Proposed System Design: Fig. 1 shows the architecture of the proposed 64-channel neural stimulator system. The overall system consists of a global 8-bit current digital-to-analog converter (DAC), level shifter, bandgap reference, digital controller, and 64-channel stimulator units composed of the output current driver with local 3-bit DAC and bootstrapped switch for charge balancing as shown in Fig. 1a. The global 8-bit DAC and local 3-bit DAC can control stimulation current from 1µA up to 1.8mA. The output driver implemented with a regulated cascode current source generates bi-phasic pulses capable of stimulating tissue with an almost complete VDD (5V) compliance range by setting Vrefp and Vrefn to 4.98V and 0.02V, respectively.

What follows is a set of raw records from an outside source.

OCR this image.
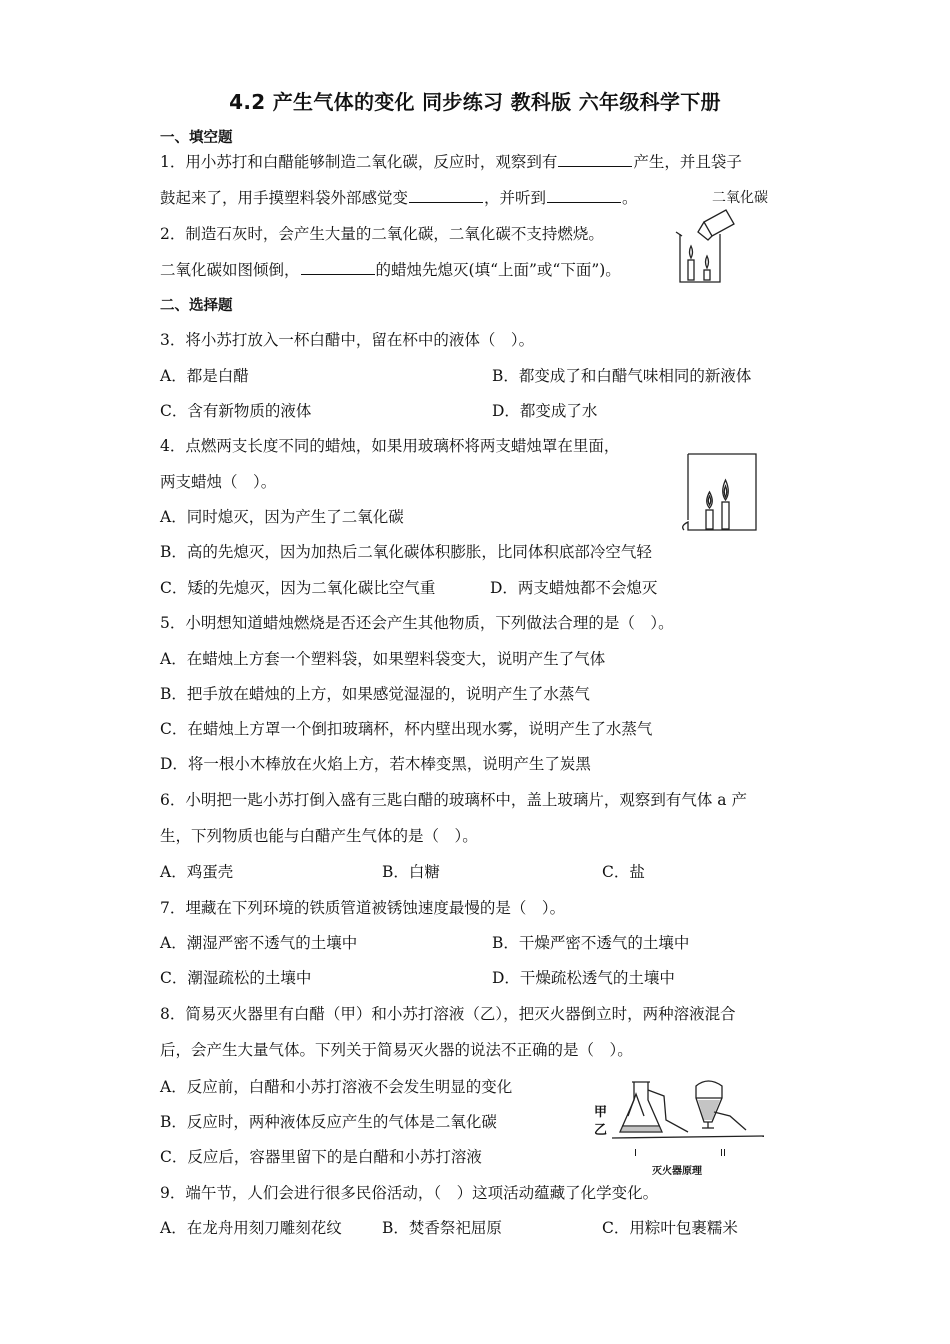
4.2 产生气体的变化 同步练习 教科版 六年级科学下册
一、填空题
1．用小苏打和白醋能够制造二氧化碳，反应时，观察到有	产生，并且袋子
鼓起来了，用手摸塑料袋外部感觉变	，并听到	。
2．制造石灰时，会产生大量的二氧化碳，二氧化碳不支持燃烧。
二氧化碳如图倾倒，	的蜡烛先熄灭(填“上面”或“下面”)。
二氧化碳
二、选择题
3．将小苏打放入一杯白醋中，留在杯中的液体（　）。
A．都是白醋	B．都变成了和白醋气味相同的新液体
C．含有新物质的液体	D．都变成了水
4．点燃两支长度不同的蜡烛，如果用玻璃杯将两支蜡烛罩在里面，
两支蜡烛（　）。
A．同时熄灭，因为产生了二氧化碳
B．高的先熄灭，因为加热后二氧化碳体积膨胀，比同体积底部冷空气轻
C．矮的先熄灭，因为二氧化碳比空气重	D．两支蜡烛都不会熄灭
5．小明想知道蜡烛燃烧是否还会产生其他物质，下列做法合理的是（　）。
A．在蜡烛上方套一个塑料袋，如果塑料袋变大，说明产生了气体
B．把手放在蜡烛的上方，如果感觉湿湿的，说明产生了水蒸气
C．在蜡烛上方罩一个倒扣玻璃杯，杯内壁出现水雾，说明产生了水蒸气
D．将一根小木棒放在火焰上方，若木棒变黑，说明产生了炭黑
6．小明把一匙小苏打倒入盛有三匙白醋的玻璃杯中，盖上玻璃片，观察到有气体 a 产
生，下列物质也能与白醋产生气体的是（　）。
A．鸡蛋壳	B．白糖	C．盐
7．埋藏在下列环境的铁质管道被锈蚀速度最慢的是（　）。
A．潮湿严密不透气的土壤中	B．干燥严密不透气的土壤中
C．潮湿疏松的土壤中	D．干燥疏松透气的土壤中
8．简易灭火器里有白醋（甲）和小苏打溶液（乙），把灭火器倒立时，两种溶液混合
后，会产生大量气体。下列关于简易灭火器的说法不正确的是（　）。
A．反应前，白醋和小苏打溶液不会发生明显的变化
B．反应时，两种液体反应产生的气体是二氧化碳
C．反应后，容器里留下的是白醋和小苏打溶液
甲
乙
I	II
灭火器原理
9．端午节，人们会进行很多民俗活动，（　）这项活动蕴藏了化学变化。
A．在龙舟用刻刀雕刻花纹	B．焚香祭祀屈原	C．用粽叶包裹糯米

Stimulation current pulse is configured with sequence anodic/cathodic, off, cathodic/anodic, and discharge periods. The bootstrapped switch shorts the working electrodes to the reference electrode biased at the voltage of VCM with low on-resistance at the discharge period. The level shifter changes the DC level of the digital signal from the digital controller (1.8V) to the high voltage level for the output current driver (5V). A digital controller with an SPI slave interface operating in 10MHz configures the registers for controlling the stimulation parameters of CH (which channel is activated), Ton (timing information of anodic, off, cathodic, and discharge pulses), DAC (current of the global DAC), and Amp(current of the local DAC in stimulation unit). The output driver operates in a 5V supply voltage while the other is under the 1.8V supply voltage with standard CMOS technology. Fig. 1b shows stimulation pulses generated by the SPI interface, showing that the MOSI (master output slave input) command signal triggers the stimulation. All stimulation parameters are independently configurable, and the SPI commands can configure mono-phasic, symmetric, and asymmetric bi-phasic stimuli. The pulse width can be controlled from 1µs up to 1023µs.

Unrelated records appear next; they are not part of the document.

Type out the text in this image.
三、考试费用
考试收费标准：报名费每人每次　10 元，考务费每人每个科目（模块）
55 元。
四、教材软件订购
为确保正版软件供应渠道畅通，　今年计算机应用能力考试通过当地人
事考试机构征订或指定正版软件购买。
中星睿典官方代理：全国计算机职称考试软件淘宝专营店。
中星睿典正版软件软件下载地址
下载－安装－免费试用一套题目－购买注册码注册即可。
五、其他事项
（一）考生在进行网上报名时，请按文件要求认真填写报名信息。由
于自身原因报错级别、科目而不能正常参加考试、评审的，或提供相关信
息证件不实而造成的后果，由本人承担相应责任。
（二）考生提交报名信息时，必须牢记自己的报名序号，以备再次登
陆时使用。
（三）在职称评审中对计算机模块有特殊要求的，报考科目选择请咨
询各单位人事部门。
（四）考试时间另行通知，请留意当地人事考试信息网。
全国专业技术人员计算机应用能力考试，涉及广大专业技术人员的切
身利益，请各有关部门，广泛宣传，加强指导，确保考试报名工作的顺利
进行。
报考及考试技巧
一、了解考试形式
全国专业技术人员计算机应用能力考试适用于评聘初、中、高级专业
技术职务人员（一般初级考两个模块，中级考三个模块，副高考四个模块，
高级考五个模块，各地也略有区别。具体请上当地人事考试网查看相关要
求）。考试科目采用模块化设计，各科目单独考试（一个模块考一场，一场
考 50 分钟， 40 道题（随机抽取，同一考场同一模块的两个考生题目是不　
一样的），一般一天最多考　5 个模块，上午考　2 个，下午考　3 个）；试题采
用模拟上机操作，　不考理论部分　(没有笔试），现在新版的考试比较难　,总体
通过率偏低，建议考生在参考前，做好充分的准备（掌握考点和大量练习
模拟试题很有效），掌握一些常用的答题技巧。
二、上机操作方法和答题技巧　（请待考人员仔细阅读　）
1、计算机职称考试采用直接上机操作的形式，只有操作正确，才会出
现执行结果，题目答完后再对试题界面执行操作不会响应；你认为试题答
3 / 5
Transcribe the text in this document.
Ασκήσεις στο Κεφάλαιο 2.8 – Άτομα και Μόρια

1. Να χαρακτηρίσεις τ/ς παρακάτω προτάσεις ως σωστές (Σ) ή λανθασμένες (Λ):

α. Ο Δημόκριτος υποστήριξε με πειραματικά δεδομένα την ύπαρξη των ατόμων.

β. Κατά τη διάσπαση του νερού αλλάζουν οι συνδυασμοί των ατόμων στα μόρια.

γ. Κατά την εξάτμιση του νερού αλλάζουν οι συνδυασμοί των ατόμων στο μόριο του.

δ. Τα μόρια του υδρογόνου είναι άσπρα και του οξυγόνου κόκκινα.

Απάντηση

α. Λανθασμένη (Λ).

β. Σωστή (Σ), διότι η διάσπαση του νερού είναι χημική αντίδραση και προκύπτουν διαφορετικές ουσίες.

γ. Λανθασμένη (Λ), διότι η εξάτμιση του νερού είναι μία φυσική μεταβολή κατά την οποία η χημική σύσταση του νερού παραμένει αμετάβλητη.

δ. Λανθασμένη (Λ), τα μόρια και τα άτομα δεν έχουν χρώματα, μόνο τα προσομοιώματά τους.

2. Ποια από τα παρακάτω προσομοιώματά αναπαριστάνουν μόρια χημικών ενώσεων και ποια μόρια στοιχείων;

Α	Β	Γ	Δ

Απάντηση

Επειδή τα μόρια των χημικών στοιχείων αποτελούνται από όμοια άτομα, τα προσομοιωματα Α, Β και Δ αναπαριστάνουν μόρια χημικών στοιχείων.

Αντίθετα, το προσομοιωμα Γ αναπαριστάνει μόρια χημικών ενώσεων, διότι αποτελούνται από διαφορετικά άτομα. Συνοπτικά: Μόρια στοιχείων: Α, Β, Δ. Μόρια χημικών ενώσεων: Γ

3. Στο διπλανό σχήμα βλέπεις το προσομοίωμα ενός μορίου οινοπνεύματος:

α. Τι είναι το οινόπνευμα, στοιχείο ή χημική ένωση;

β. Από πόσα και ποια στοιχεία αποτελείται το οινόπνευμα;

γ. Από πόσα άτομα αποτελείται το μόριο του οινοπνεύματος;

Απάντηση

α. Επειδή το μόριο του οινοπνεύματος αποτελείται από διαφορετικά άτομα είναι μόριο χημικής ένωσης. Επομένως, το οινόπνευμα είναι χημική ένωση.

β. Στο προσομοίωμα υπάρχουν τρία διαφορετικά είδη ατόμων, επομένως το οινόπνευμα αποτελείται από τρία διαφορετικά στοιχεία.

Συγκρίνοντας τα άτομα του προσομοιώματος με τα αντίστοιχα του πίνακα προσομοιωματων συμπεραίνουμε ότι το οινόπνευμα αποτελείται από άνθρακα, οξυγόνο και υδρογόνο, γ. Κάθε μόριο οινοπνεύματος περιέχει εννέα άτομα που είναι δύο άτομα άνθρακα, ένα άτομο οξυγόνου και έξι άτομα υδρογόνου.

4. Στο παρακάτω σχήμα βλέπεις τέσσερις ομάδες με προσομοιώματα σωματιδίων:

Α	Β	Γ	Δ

Fig. 2 shows the schematic of the output current driver. The impedance of output node is boosted by a regulated cascode scheme for constant current injection, regardless of the voltage fluctuation across the electrode-tissue impedance with wide range of the current amplitude. The output compliance voltage is maximized through the negative feedback loop through the OTAs (operating transconductance amplifiers), ensuring the source node voltages of M1 and M2 are kept as constant as possible with Vrefp of 4.98V and Vrefn of 0.02V, allowing the high compliance voltage of 4.9V out of the 5V supply voltage. The 3 bit local DAC controls the current amplitude of anodic and cathodic pulses from the 8 bit global current DAC.